All fire severities recently have been deficient relative to their rates in historical forests, so more fire of any severity is restorative and adaptive. Droughts/beetle outbreaks, which reduce tree density and basal area and increase snags in dry forests, were historically significant thinning agents.
Most recent events have been low to moderate severity, so also restorative and adaptive, providing selection for slower-growing trees, that are less attractive to future beetle outbreaks and also need less moisture. In contrast, CACAs select tree winners and losers without any knowledge of their genetic adaptations to future disturbances or climate change.
Ecological heterogeneity from natural disturbances is also essential for species to adapt to climate change.

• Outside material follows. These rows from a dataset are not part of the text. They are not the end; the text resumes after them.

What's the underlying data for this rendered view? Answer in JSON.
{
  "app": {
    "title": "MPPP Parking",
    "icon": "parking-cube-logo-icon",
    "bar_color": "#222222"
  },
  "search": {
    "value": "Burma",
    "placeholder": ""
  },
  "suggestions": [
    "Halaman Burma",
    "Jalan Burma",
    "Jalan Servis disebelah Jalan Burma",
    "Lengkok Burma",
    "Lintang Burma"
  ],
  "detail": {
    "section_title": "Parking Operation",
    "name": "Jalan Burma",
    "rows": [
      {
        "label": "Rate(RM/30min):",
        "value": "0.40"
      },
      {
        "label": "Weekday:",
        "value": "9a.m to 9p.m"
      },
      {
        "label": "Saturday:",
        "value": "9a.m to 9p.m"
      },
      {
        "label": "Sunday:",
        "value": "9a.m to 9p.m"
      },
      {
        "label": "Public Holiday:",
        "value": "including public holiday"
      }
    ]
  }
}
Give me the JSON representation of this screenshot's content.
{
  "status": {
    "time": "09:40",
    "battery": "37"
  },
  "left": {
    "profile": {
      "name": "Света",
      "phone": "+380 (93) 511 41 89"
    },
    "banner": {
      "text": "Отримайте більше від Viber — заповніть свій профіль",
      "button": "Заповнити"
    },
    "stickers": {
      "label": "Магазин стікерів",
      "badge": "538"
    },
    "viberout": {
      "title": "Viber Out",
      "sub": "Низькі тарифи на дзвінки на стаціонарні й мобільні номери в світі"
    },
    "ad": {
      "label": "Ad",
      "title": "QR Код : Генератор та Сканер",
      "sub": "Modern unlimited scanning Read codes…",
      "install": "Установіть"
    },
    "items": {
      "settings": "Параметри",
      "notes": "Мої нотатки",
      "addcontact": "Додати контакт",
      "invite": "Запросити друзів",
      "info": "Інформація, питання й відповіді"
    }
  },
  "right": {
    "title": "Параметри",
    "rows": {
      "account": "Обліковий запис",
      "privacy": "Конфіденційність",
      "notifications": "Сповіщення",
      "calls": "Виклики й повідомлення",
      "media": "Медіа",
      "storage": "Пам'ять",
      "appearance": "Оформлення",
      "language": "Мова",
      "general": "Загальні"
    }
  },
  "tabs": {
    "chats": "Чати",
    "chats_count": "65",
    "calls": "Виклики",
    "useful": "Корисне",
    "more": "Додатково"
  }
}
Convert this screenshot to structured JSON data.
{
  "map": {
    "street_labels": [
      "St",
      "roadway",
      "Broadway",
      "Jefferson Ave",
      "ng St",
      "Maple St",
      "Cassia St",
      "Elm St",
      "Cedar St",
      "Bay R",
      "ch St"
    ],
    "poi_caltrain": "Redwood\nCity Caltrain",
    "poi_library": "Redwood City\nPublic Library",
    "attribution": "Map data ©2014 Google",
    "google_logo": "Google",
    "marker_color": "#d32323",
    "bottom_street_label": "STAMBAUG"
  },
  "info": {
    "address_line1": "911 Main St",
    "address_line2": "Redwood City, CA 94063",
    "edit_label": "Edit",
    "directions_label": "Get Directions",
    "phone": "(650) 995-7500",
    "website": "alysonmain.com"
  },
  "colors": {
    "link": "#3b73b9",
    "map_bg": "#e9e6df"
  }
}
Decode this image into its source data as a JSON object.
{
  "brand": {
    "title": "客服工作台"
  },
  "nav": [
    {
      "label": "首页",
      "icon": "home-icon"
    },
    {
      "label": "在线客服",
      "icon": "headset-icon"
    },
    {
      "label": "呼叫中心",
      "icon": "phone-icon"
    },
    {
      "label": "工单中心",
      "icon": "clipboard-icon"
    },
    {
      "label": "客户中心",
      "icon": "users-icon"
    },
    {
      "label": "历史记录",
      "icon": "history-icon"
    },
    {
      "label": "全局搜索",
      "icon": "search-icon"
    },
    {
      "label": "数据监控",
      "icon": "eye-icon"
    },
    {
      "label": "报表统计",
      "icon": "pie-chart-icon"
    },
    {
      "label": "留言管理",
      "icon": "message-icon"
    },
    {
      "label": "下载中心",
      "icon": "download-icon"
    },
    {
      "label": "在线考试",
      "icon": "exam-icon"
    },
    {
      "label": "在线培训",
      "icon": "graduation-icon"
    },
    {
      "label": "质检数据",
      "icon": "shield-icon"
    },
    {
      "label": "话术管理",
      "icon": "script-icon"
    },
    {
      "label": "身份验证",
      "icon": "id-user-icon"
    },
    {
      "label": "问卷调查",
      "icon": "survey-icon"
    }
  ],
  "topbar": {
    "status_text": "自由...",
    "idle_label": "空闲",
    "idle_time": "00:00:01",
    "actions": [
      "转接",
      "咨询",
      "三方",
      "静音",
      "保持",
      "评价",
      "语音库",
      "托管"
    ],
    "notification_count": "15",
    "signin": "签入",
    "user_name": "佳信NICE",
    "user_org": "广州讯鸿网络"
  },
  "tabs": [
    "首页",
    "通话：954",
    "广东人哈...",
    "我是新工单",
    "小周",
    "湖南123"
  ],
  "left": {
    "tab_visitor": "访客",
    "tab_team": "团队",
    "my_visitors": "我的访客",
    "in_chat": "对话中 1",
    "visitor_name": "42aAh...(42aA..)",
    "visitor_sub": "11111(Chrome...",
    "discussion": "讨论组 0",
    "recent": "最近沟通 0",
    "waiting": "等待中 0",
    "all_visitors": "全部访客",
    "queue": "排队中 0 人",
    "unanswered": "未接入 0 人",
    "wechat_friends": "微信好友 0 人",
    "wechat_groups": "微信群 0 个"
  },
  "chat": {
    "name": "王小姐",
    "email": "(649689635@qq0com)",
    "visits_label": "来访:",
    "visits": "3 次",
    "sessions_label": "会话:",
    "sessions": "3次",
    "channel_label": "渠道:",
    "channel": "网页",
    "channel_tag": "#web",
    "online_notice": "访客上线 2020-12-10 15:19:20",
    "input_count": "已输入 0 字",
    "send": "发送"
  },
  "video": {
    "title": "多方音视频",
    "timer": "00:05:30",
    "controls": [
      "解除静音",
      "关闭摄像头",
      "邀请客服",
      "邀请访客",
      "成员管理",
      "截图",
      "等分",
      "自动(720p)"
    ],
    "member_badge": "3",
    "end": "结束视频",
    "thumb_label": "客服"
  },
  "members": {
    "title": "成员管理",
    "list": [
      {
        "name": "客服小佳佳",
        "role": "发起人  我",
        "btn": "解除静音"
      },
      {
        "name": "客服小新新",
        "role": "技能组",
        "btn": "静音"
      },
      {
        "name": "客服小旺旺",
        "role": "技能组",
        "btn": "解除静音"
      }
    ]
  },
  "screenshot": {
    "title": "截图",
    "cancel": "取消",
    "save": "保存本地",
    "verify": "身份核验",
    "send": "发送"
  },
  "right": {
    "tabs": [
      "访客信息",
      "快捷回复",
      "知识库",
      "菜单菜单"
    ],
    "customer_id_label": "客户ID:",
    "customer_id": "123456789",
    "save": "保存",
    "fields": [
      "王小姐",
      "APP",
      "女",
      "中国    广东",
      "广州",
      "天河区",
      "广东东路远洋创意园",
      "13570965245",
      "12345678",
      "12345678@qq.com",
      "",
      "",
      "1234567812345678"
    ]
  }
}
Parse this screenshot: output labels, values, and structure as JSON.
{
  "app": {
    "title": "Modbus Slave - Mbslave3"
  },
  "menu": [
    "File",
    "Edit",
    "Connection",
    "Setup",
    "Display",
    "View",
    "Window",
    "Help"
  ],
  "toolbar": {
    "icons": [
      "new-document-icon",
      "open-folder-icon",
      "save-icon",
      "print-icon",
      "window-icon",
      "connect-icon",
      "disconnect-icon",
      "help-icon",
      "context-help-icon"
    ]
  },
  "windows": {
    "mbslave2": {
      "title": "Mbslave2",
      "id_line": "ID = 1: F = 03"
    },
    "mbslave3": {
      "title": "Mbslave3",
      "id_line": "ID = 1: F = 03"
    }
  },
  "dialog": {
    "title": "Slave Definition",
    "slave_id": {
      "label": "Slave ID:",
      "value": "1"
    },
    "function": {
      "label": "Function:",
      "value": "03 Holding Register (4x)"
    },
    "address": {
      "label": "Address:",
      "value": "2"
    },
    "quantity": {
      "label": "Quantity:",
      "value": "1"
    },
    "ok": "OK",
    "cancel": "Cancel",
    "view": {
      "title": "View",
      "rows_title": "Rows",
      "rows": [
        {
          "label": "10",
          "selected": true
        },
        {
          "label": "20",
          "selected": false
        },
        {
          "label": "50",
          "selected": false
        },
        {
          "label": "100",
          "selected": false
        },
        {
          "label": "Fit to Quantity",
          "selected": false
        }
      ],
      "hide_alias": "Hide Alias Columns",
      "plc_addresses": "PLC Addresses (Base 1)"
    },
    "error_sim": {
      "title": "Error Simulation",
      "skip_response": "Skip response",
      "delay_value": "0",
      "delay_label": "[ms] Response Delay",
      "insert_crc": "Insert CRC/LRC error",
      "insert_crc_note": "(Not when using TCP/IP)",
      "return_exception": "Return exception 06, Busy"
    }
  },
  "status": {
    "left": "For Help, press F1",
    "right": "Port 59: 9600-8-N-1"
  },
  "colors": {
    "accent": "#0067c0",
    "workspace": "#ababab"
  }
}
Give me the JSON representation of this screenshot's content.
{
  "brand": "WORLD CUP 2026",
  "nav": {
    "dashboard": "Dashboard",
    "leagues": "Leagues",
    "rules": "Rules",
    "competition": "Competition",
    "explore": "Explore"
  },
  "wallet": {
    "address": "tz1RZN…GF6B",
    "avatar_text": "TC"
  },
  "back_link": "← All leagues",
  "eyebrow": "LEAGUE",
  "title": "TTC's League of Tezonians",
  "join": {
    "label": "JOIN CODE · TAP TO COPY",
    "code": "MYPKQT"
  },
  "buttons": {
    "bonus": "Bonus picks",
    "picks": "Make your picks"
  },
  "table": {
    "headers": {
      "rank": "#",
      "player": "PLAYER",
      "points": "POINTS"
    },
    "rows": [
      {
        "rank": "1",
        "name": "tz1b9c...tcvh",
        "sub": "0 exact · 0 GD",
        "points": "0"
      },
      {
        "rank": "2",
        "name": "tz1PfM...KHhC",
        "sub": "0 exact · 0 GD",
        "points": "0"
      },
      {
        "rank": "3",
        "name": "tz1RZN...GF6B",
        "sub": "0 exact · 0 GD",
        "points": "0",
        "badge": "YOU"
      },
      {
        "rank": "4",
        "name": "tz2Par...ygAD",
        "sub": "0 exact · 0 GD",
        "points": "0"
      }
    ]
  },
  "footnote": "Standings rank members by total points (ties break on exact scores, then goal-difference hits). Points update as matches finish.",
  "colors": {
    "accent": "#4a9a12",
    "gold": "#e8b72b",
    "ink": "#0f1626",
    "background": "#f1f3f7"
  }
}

Nature-based disturbances best provide essential natural selection, genetic adaptation, and spatial heterogeneity needed for forest resistance, resilience, and adaptation to future climate change.
Since natural disturbances best provide beneficial ecological restoration and adaptation, what is a feasible goal for using them in an NbS? Droughts/beetles rose after 2015 to a higher level and likely will reach 250,000 ha/year as temperatures rise further. We show it is feasible to reach ~410,000 ha/year of total natural disturbances, which mimics the historical level of low- to moderate-severity fire, likely a reasonable initial goal.
We also think it is sensible to work with droughts/beetles as they are more consistently low- to moderate in severity and do not threaten the built environment as wildfires can.
Recent rates suggest natural disturbances alone could accomplish restoration and adaptation within ~40 years. However, if prescribed burning and managed fire for resource benefit were enhanced to be more natural, full restoration and adaptation could feasibly be met in ~30 years, by mid-century, a significant achievement.
This potentially feasible and significant accomplishment would require additional steps to meet all requirements of an NbS. Most importantly, the built environment must be more fully adapted to wildfires spilling over from nearby forests. This requires funding and social license to accomplish, mostly on non-federal property, hardening the 20–40 m around buildings and infrastructure.
This likely can be accomplished if the billions of dollars spent annually on ineffective CACA actions in forests are redirected to this goal.
Our study, published in the journal Fire, takes the first, key step, by showing it is much more ecologically feasible and beneficial, than CACA approaches, to use natural disturbances to restore and adapt dry forests in the western U.S. to climate change.